$μ$PC: Scaling Predictive Coding to 100+ Layer Networks
Francesco Innocenti, El Mehdi Achour, Christopher L. Buckley
TL;DR
This work demonstrates that predictive coding networks can be scaled to 100+ layers by applying a Depth-muP-inspired reparameterisation, termed μPC. It identifies two key obstacles to large-scale PCN training—ill-conditioned inference landscapes and depth-sensitive forward-pass instability—and proposes a minimal set of desiderata to guide scalable parameterisations. Empirically, μPC enables stable training of very deep residual networks on simple classification tasks with minimal tuning and supports zero-shot transfer of learning rates across widths and depths, while revealing that μPC can approximate BP in a BP-like regime for wide, shallow configurations. The study provides both theoretical insights and practical benchmarks, and releases code to facilitate further exploration of scalable, local learning algorithms.
Abstract
The biological implausibility of backpropagation (BP) has motivated many alternative, brain-inspired algorithms that attempt to rely only on local information, such as predictive coding (PC) and equilibrium propagation. However, these algorithms have notoriously struggled to train very deep networks, preventing them from competing with BP in large-scale settings. Indeed, scaling PC networks (PCNs) has recently been posed as a challenge for the community (Pinchetti et al., 2024).

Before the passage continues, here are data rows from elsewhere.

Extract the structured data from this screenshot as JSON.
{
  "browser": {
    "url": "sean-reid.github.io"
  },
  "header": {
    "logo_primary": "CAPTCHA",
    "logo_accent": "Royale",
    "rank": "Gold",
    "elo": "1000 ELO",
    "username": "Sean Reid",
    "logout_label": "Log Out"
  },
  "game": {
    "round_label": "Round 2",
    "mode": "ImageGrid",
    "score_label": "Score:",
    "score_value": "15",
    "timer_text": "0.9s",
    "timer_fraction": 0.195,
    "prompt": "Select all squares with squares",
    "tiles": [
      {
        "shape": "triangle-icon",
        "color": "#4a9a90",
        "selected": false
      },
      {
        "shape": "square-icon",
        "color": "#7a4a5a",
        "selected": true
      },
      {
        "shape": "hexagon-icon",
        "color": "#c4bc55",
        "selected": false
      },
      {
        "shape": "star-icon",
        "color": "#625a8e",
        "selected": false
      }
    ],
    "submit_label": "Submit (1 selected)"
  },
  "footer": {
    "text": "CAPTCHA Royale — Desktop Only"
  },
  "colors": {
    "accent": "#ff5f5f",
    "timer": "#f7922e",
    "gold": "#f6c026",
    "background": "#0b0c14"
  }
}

Here, we show that 100+ layer PCNs can be trained reliably using a Depth-$μ$P parameterisation (Yang et al., 2023; Bordelon et al., 2023) which we call "$μ$PC". By analysing the scaling behaviour of PCNs, we reveal several pathologies that make standard PCNs difficult to train at large depths. We then show that, despite addressing only some of these instabilities, $μ$PC allows stable training of very deep (up to 128-layer) residual networks on simple classification tasks with competitive performance and little tuning compared to current benchmarks. Moreover, $μ$PC enables zero-shot transfer of both weight and activity learning rates across widths and depths. Our results serve as a first step towards scaling PC to more complex architectures and have implications for other local algorithms. Code for $μ$PC is made available as part of a JAX library for PCNs.